First Bernie Sanders and then Alexandria Ocasio Cortez were portrayed in this way by two different outlets within a week, the former for using charter planes while campaigning and the latter for using car services like Uber for the same reason..

The attack against Sanders was led by some veterans of the 2016 Hillary Clinton campaign, who oddly complained about his use of charters in campaigning for their own candidate, often in far flung places where flying commercial was not an option..

Shortly after the Politico piece on Sanders’ air travel, the New York Post took up the baton to make an even more ridiculous attack on Alexandria Ocasio-Cortez, who appeared with Sunrise activists during their November occupation of House Speaker Nancy Pelosi’s D.C. office.

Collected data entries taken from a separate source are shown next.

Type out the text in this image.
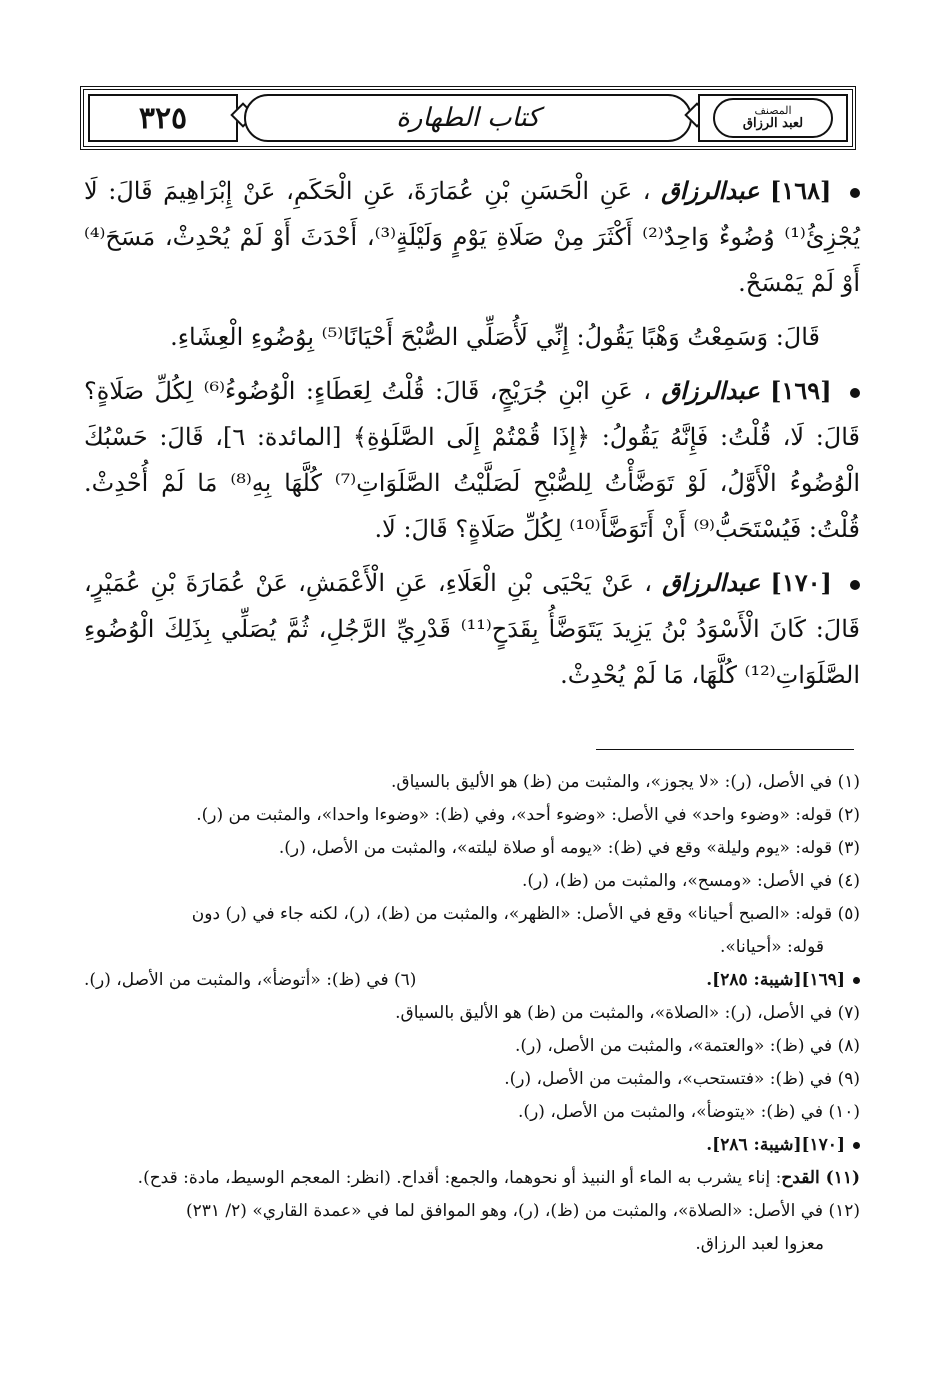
٣٢٥	كتاب الطهارة	المصنف
لعبد الرزاق

[١٦٨] عبدالرزاق ، عَنِ الْحَسَنِ بْنِ عُمَارَةَ، عَنِ الْحَكَمِ، عَنْ إِبْرَاهِيمَ قَالَ: لَا يُجْزِئُ⁽¹⁾ وُضُوءٌ وَاحِدٌ⁽²⁾ أَكْثَرَ مِنْ صَلَاةِ يَوْمٍ وَلَيْلَةٍ⁽³⁾، أَحْدَثَ أَوْ لَمْ يُحْدِثْ، مَسَحَ⁽⁴⁾ أَوْ لَمْ يَمْسَحْ.

قَالَ: وَسَمِعْتُ وَهْبًا يَقُولُ: إِنِّي لَأُصَلِّي الصُّبْحَ أَحْيَانًا⁽⁵⁾ بِوُضُوءِ الْعِشَاءِ.

[١٦٩] عبدالرزاق ، عَنِ ابْنِ جُرَيْجٍ، قَالَ: قُلْتُ لِعَطَاءٍ: الْوُضُوءُ⁽⁶⁾ لِكُلِّ صَلَاةٍ؟ قَالَ: لَا، قُلْتُ: فَإِنَّهُ يَقُولُ: ﴿إِذَا قُمْتُمْ إِلَى الصَّلَوٰةِ﴾ [المائدة: ٦]، قَالَ: حَسْبُكَ الْوُضُوءُ الْأَوَّلُ، لَوْ تَوَضَّأْتُ لِلصُّبْحِ لَصَلَّيْتُ الصَّلَوَاتِ⁽⁷⁾ كُلَّهَا بِهِ⁽⁸⁾ مَا لَمْ أُحْدِثْ. قُلْتُ: فَيُسْتَحَبُّ⁽⁹⁾ أَنْ أَتَوَضَّأَ⁽¹⁰⁾ لِكُلِّ صَلَاةٍ؟ قَالَ: لَا.

[١٧٠] عبدالرزاق ، عَنْ يَحْيَى بْنِ الْعَلَاءِ، عَنِ الْأَعْمَشِ، عَنْ عُمَارَةَ بْنِ عُمَيْرٍ، قَالَ: كَانَ الْأَسْوَدُ بْنُ يَزِيدَ يَتَوَضَّأُ بِقَدَحٍ⁽¹¹⁾ قَدْرِيِّ الرَّجُلِ، ثُمَّ يُصَلِّي بِذَلِكَ الْوُضُوءِ الصَّلَوَاتِ⁽¹²⁾ كُلَّهَا، مَا لَمْ يُحْدِثْ.

(١) في الأصل، (ر): «لا يجوز»، والمثبت من (ظ) هو الأليق بالسياق.

(٢) قوله: «وضوء واحد» في الأصل: «وضوء أحد»، وفي (ظ): «وضوءا واحدا»، والمثبت من (ر).

(٣) قوله: «يوم وليلة» وقع في (ظ): «يومه أو صلاة ليلته»، والمثبت من الأصل، (ر).

(٤) في الأصل: «ومسح»، والمثبت من (ظ)، (ر).

(٥) قوله: «الصبح أحيانا» وقع في الأصل: «الظهر»، والمثبت من (ظ)، (ر)، لكنه جاء في (ر) دون

قوله: «أحيانا».

[١٦٩][شيبة: ٢٨٥].
(٦) في (ظ): «أتوضأ»، والمثبت من الأصل، (ر).

(٧) في الأصل، (ر): «الصلاة»، والمثبت من (ظ) هو الأليق بالسياق.

(٨) في (ظ): «والعتمة»، والمثبت من الأصل، (ر).

(٩) في (ظ): «فتستحب»، والمثبت من الأصل، (ر).

(١٠) في (ظ): «يتوضأ»، والمثبت من الأصل، (ر).

[١٧٠][شيبة: ٢٨٦].

(١١) القدح: إناء يشرب به الماء أو النبيذ أو نحوهما، والجمع: أقداح. (انظر: المعجم الوسيط، مادة: قدح).

(١٢) في الأصل: «الصلاة»، والمثبت من (ظ)، (ر)، وهو الموافق لما في «عمدة القاري» (٢/ ٢٣١)

معزوا لعبد الرزاق.
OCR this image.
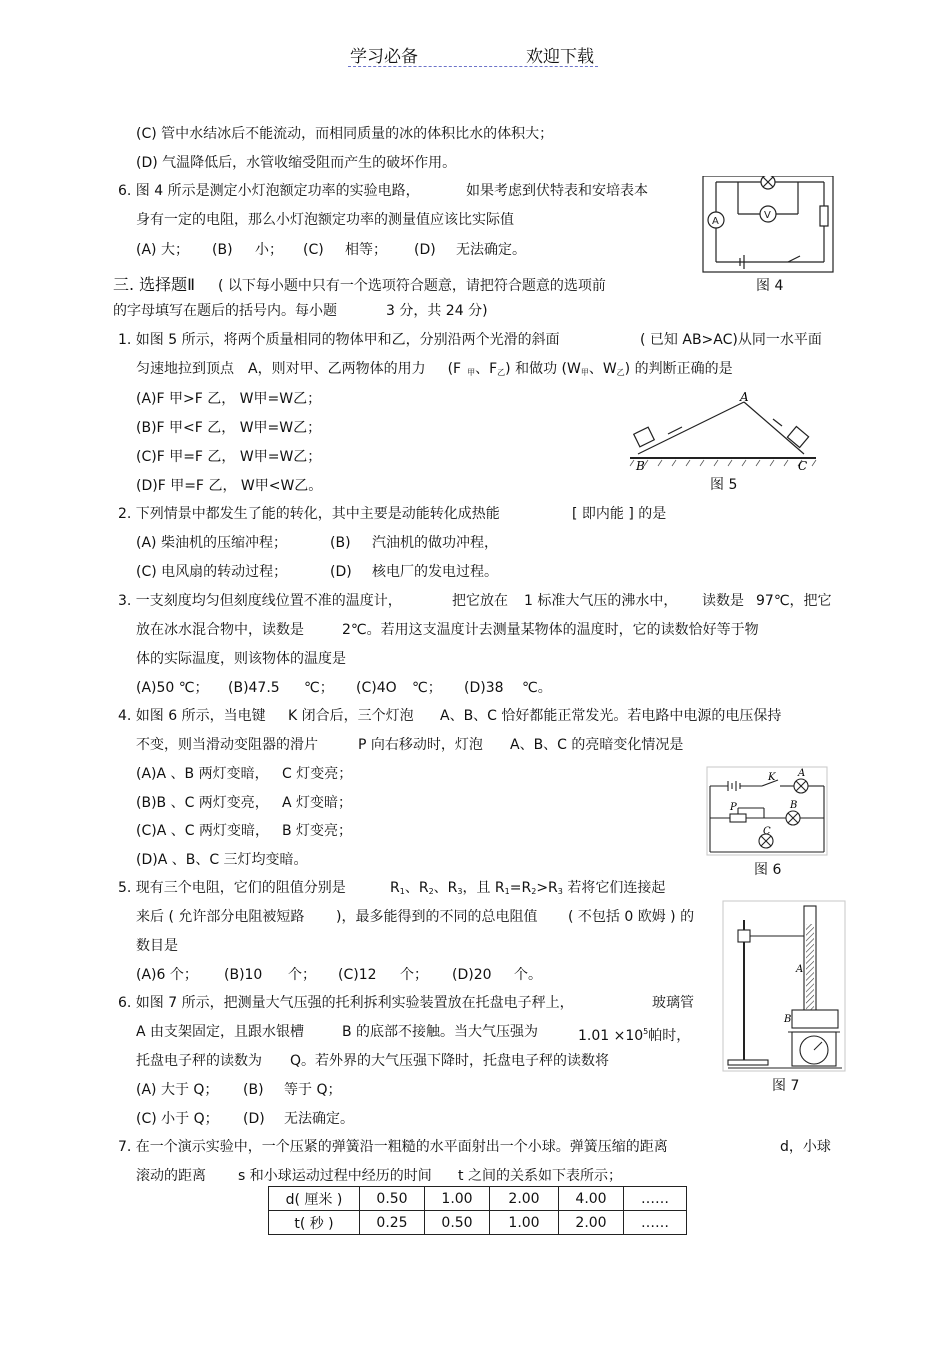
学习必备	欢迎下载
(C) 管中水结冰后不能流动，而相同质量的冰的体积比水的体积大；
(D) 气温降低后，水管收缩受阻而产生的破坏作用。
6. 图 4 所示是测定小灯泡额定功率的实验电路，	如果考虑到伏特表和安培表本
身有一定的电阻，那么小灯泡额定功率的测量值应该比实际值
(A) 大； (B) 小； (C) 相等； (D) 无法确定。
A
V
图 4
三. 选择题Ⅱ ( 以下每小题中只有一个选项符合题意，请把符合题意的选项前
的字母填写在题后的括号内。每小题	3 分，共 24 分)
1. 如图 5 所示，将两个质量相同的物体甲和乙，分别沿两个光滑的斜面	( 已知 AB>AC)从同一水平面
匀速地拉到顶点 A，则对甲、乙两物体的用力 (F $_甲$、$F_乙$) 和做功 ($W_甲$、$W_乙$) 的判断正确的是
(A)F 甲>F 乙， W甲=W乙；
(B)F 甲<F 乙， W甲=W乙；
(C)F 甲=F 乙， W甲=W乙；
(D)F 甲=F 乙， W甲<W乙。
A
B	C
图 5
2. 下列情景中都发生了能的转化，其中主要是动能转化成热能	[ 即内能 ] 的是
(A) 柴油机的压缩冲程；	(B) 汽油机的做功冲程，
(C) 电风扇的转动过程；	(D) 核电厂的发电过程。
3. 一支刻度均匀但刻度线位置不准的温度计，	把它放在 1 标准大气压的沸水中， 读数是 97℃，把它
放在冰水混合物中，读数是	2℃。若用这支温度计去测量某物体的温度时，它的读数恰好等于物
体的实际温度，则该物体的温度是
(A)50 ℃； (B)47.5 ℃； (C)4O ℃； (D)38 ℃。
4. 如图 6 所示，当电键 K 闭合后，三个灯泡 A、B、C 恰好都能正常发光。若电路中电源的电压保持
不变，则当滑动变阻器的滑片	P 向右移动时，灯泡 A、B、C 的亮暗变化情况是
(A)A 、B 两灯变暗， C 灯变亮；
(B)B 、C 两灯变亮， A 灯变暗；
(C)A 、C 两灯变暗， B 灯变亮；
(D)A 、B、C 三灯均变暗。
K A
P	B
C
图 6
5. 现有三个电阻，它们的阻值分别是	$R_1$、$R_2$、$R_3$，且 $R_1=R_2>R_3$ 若将它们连接起
来后 ( 允许部分电阻被短路 )，最多能得到的不同的总电阻值 ( 不包括 0 欧姆 ) 的
数目是
(A)6 个； (B)10 个； (C)12 个； (D)20 个。	A
B
图 7
6. 如图 7 所示，把测量大气压强的托利拆利实验装置放在托盘电子秤上，	玻璃管
A 由支架固定，且跟水银槽	B 的底部不接触。当大气压强为	$1.01 \times 10^5$帕时，
托盘电子秤的读数为 Q。若外界的大气压强下降时，托盘电子秤的读数将
(A) 大于 Q； (B) 等于 Q；
(C) 小于 Q； (D) 无法确定。
7. 在一个演示实验中，一个压紧的弹簧沿一粗糙的水平面射出一个小球。弹簧压缩的距离	d，小球
滚动的距离 s 和小球运动过程中经历的时间 t 之间的关系如下表所示；
d( 厘米 )	0.50	1.00	2.00	4.00	……
t( 秒 )	0.25	0.50	1.00	2.00	……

After going through AOC’s campaign’s use of the car services (not for the record, her personal use of the services but her entire campaign’s), arguing that there was a subway stop nearby and going on to criticize her use of air travel in campaigning for others, the Post went on to opine about the fact that the 29 year old Congresswoman seems to throw out rather than compost the skin of a sweet potato in a February 24th Instagram video.

First, while it’s commendable for individuals to make changes in their own lives to address the climate crisis like eating less (or no) meat and avoiding air travel when possible, this will make little difference if industries, large national armies and fossil fuel billionaires continue on their current course. It is precisely this focus on individual consumption rather than the real polluters that has made progress on this issue so slow.

Second, AOC, Sanders and other progressives are among the few voices in American politics and media actually talking about this issue and will need to travel in order to make their cases in person to the citizenry. The issue literally demands they have higher carbon footprints then most people to effectuate massive changes like the proposed Green New Deal.

In the meantime, with the encouragement of leaders like AOC, what is arguably the largest youth movement since the 1960s is taking shape to finally put the climate crisis front and center in U.S. politics; rather than Millenials or Generation Z, if they’re are successful we might just come to call these and other activist youth throughout the world the Sunrise generation.